Open tskir opened 4 years ago
In additional to investigating, it may help to document how ZOOMA is used
Hi, this is not a bug, it is just a side effect of the way that the ZOOMA queries have been set up at this point. Right now, we are skipping the "ClinVar" data source in ZOOMA queries, well, because this is the data source we are curating. That is why issue #74 needs to be resolved before going into production.
Here are the results in ZOOMA when skipping the ClinVar data source:
That makes sense. It is interesting to see that when ZOOMA uses the curated data sources it also retrieves partial matches. Just for comparison, the mapping algorithm we use in our OnToma tool first checks the curated mappings for exact matches only and if not found it uses ZOOMA to search in specific ontologies, so we would never get all those mappings for "Spastic paraplegia 48, autosomal recessive". Anyway, this is a manual annotation tool and the approach is fine as long as it is documented.
Thank you both!
@joj0s Thanks a lot for clarifying why this happens!
@AsierGonzalez Yes, while I don't know the exact algorithm used by ZOOMA, it definitely does much more than just exact matches. Also, thank you for pointing out the OnToma tool, I think I've never heard about this before—perhaps we could look into ways to integrate your tool & ours into the same platform eventually
That would be great. Feel free to have a look into OnToma or I can give you an overview. Honestly, you can make everything it does by calling the ZOOMA and OLS APIs but it's very convenient for us. Its development has been frozen until a few months ago, when I made some updates to it so if you have any suggestions I am happy to look into them.

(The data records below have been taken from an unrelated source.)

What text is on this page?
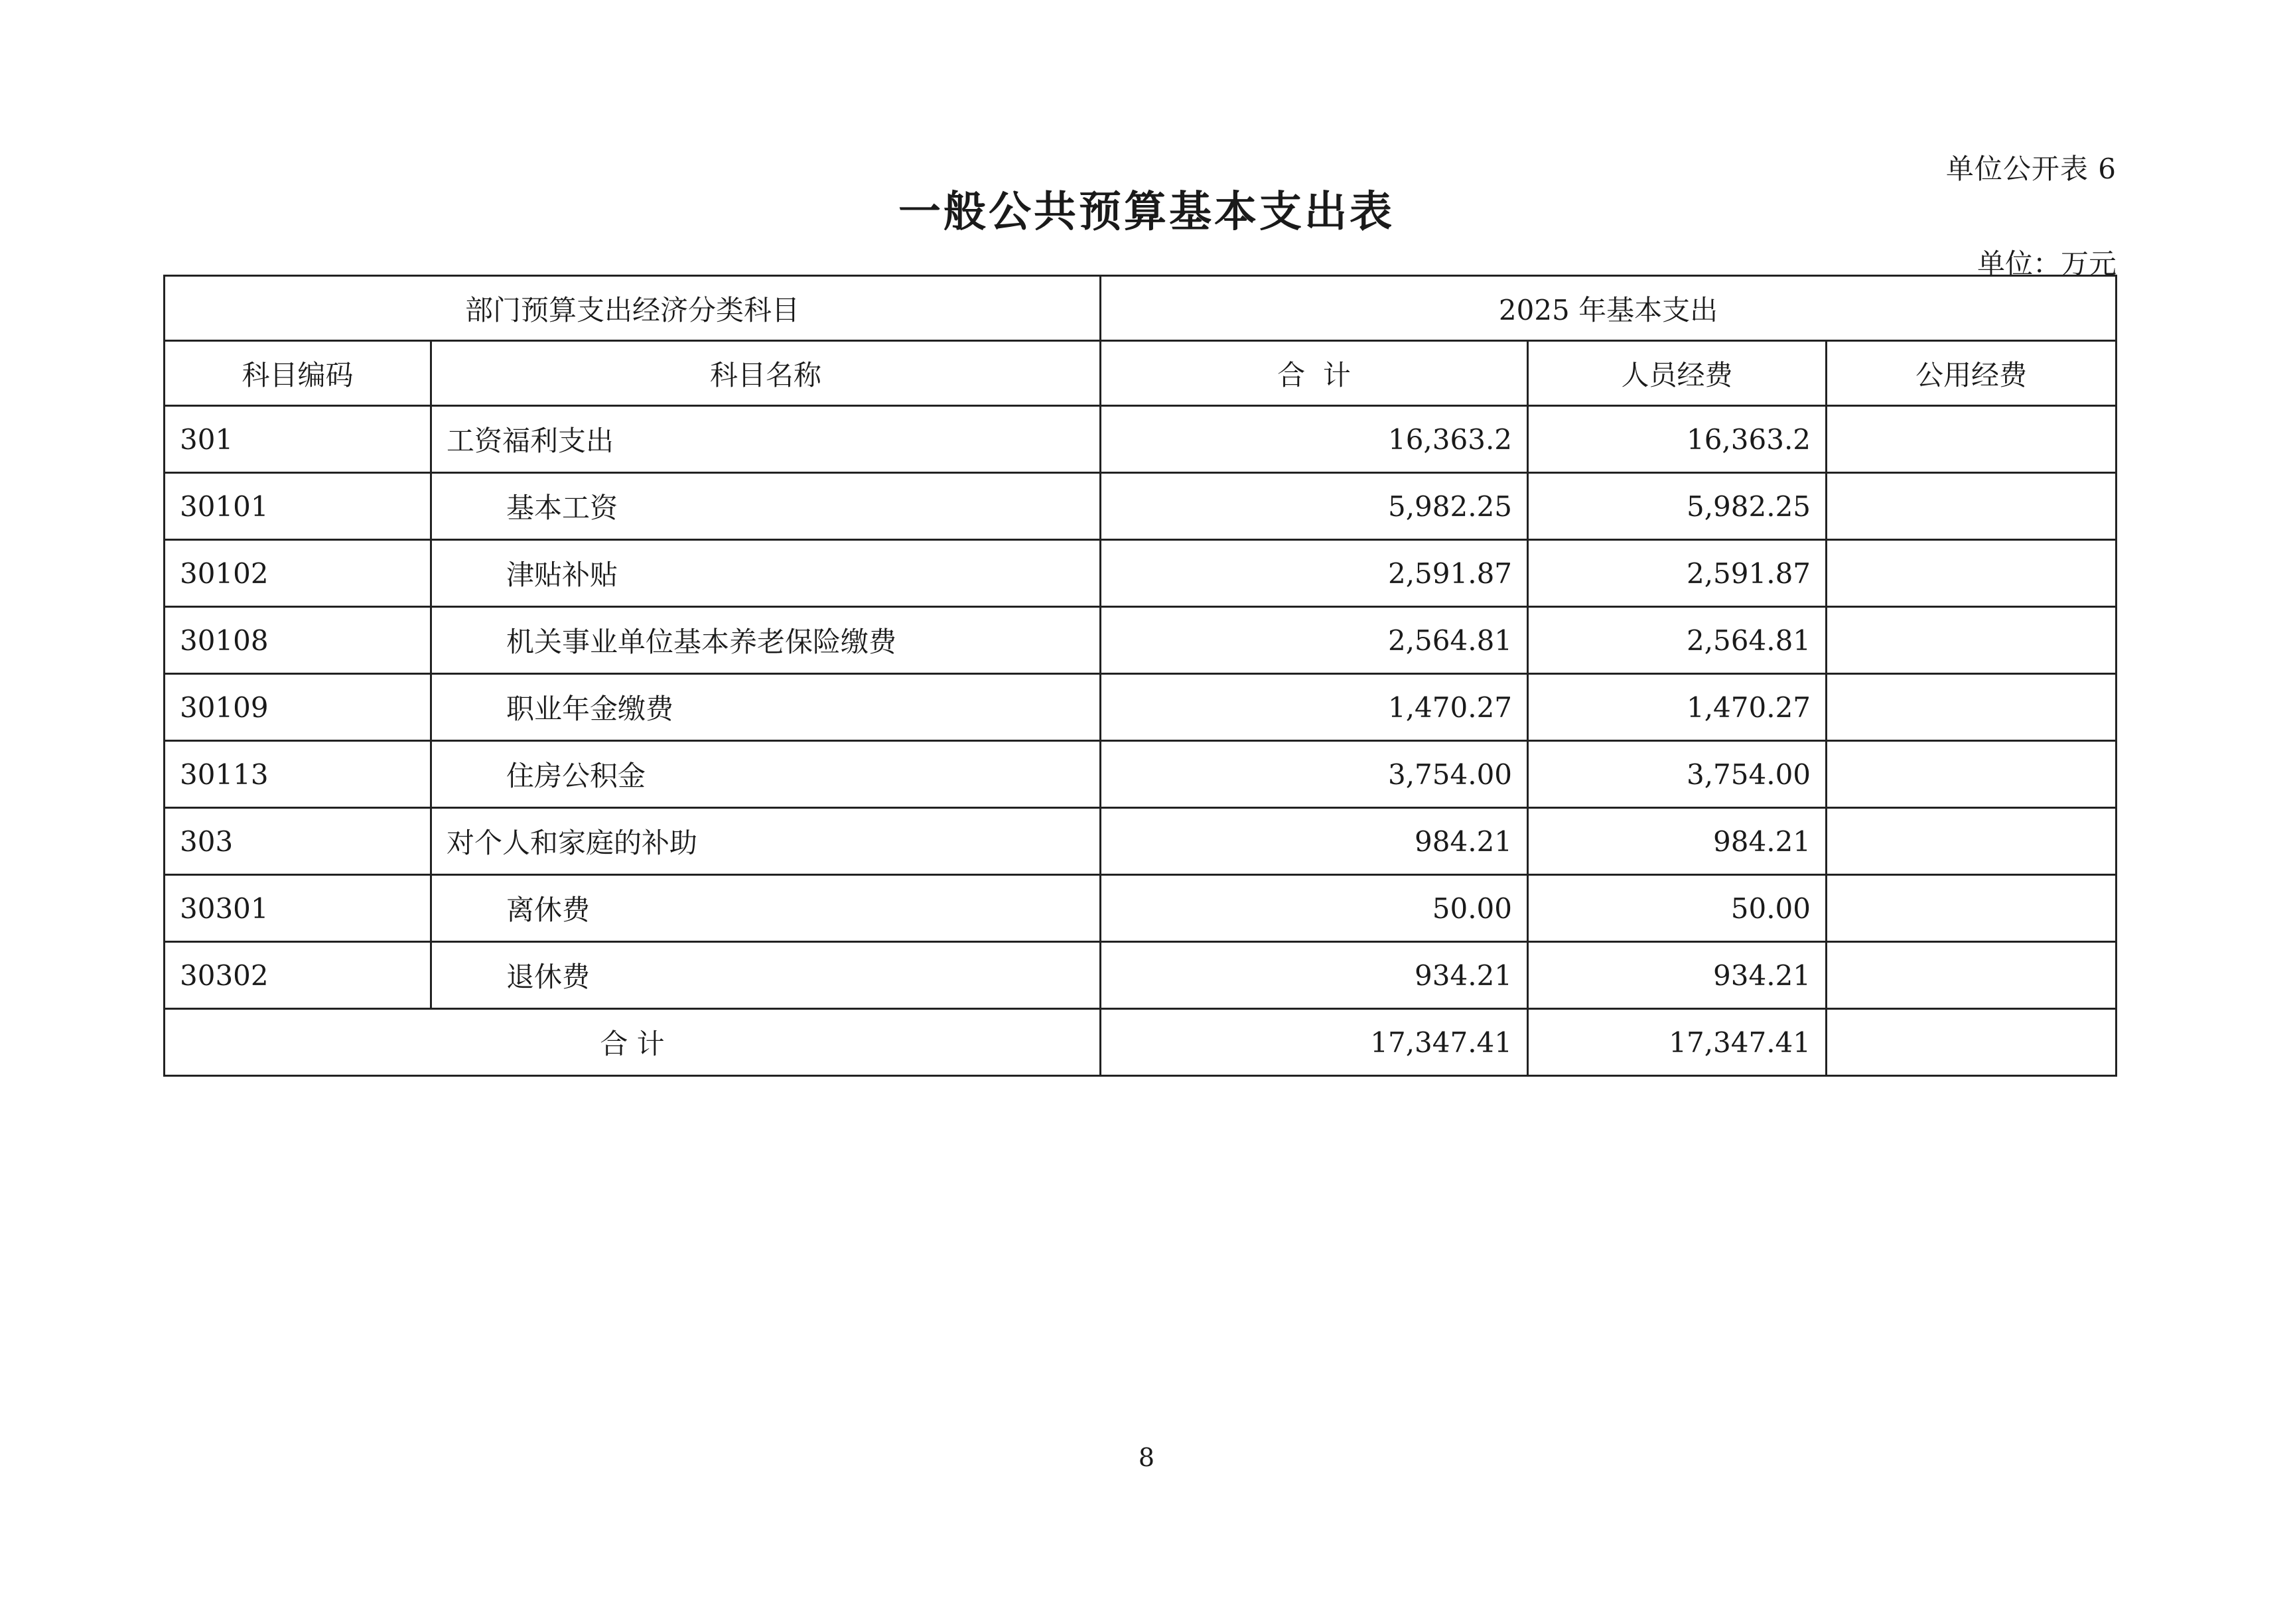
单位公开表 6
一般公共预算基本支出表
单位：万元
部门预算支出经济分类科目		2025 年基本支出		
科目编码	科目名称	合  计	人员经费	公用经费
301	工资福利支出	16,363.2	16,363.2	
30101	基本工资	5,982.25	5,982.25	
30102	津贴补贴	2,591.87	2,591.87	
30108	机关事业单位基本养老保险缴费	2,564.81	2,564.81	
30109	职业年金缴费	1,470.27	1,470.27	
30113	住房公积金	3,754.00	3,754.00	
303	对个人和家庭的补助	984.21	984.21	
30301	离休费	50.00	50.00	
30302	退休费	934.21	934.21	
合 计		17,347.41	17,347.41	
8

Reported by @AsierGonzalez via Slack
I have been exploring the mappings for Spastic paraplegia 48, autosomal recessive in http://trait-curation-1.duckdns.org/traits/204/
The tool has 16 suggestions, which is a lot compared with the single mapping that the Zooma web tool returns (Orphanet_306511, via EVA) and the 5 returned by the Zooma API. For the latter I have tried to reverse engineer the query used by the tool but I may have got it wrong.